3. Acknowledgment of participation: By participating in our Vulnerability Disclosure Program (VDP), you acknowledge and agree to adhere to the terms outlined in this policy. This includes:
   • Confirming that you are not currently an employee or contractor of MDPI, were not an employee or contractor within six months prior to submission, and did not collaborate on your submission with anyone who was.
   • Ensuring that your participation in the VDP will not violate any applicable laws, disrupt, or compromise any data that does not belong to you.
4. Program discretion: Scilit reserves the right to terminate or discontinue the Vulnerability Disclosure Program at its discretion.
5. Testing scope: Only test for vulnerabilities on websites and domains that you know to be operated by Scilit and are explicitly listed within the program's scope. Some websites hosted on subdomains may be operated by third parties and are not in-scope for testing.

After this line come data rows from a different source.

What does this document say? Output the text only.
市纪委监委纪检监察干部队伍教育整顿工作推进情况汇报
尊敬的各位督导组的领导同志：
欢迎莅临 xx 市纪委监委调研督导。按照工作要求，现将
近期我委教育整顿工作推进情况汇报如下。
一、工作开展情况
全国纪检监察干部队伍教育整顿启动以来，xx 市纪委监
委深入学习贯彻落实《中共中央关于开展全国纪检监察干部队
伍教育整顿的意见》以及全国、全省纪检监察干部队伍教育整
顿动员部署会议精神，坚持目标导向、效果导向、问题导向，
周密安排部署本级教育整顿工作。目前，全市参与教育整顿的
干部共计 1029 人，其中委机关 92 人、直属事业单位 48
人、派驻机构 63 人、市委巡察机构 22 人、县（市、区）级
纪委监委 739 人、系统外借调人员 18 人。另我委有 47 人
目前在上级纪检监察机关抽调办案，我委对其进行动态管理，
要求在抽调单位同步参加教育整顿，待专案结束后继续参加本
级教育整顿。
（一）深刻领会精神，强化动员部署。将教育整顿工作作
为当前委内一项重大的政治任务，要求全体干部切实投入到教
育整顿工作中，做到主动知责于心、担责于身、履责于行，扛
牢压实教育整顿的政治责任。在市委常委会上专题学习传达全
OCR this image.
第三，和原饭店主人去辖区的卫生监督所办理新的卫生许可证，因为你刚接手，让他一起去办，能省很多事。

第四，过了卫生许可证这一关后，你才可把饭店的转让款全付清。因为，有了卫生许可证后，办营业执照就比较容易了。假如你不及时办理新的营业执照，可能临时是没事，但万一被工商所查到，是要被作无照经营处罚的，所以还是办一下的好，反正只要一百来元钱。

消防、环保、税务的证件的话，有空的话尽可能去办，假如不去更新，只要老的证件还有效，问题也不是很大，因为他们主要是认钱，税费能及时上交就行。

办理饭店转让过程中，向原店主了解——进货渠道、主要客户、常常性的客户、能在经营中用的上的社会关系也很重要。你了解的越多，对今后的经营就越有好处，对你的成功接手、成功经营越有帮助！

If you have identified a potential security vulnerability within the scope of our Vulnerability Disclosure Program, we appreciate your responsible disclosure. To report the vulnerability, please follow these steps:

1. Contact information: Refer to the contact information provided in our security.txt file for the appropriate point of contact. Use the specified communication method for reporting vulnerabilities.
2. Provide details: When reporting the vulnerability, please provide as much detail as possible. This includes a clear description of the issue, the affected systems or components, and any steps to reproduce the vulnerability.
3. Response time: We will make our best effort to acknowledge receipt of your report promptly. Our security team will review and assess the reported vulnerability. Please allow us a reasonable amount of time to investigate and address the issue.
4. Cooperation: We appreciate your cooperation throughout the disclosure process. We may need to communicate with you for additional details or to coordinate responsible disclosure.
5. Non-disclosure: During the disclosure process, please refrain from publicly disclosing or sharing information about the vulnerability until we have had the opportunity to assess and address it.

At Scilit, we greatly appreciate the contributions of security researchers and ethical hackers in helping us enhance the security of our systems. However, please note that we do not offer financial rewards or compensation for vulnerability reports.

Instead, we express our sincere gratitude for your valuable assistance in identifying and responsibly disclosing security vulnerabilities. If you choose to be publicly acknowledged for your contributions, we will include your name (or alias, if preferred) on our "Hall of Fame" page as a token of our appreciation.

Your efforts play a crucial role in maintaining the security and integrity of our online services, and we are thankful for your dedication to responsible security research.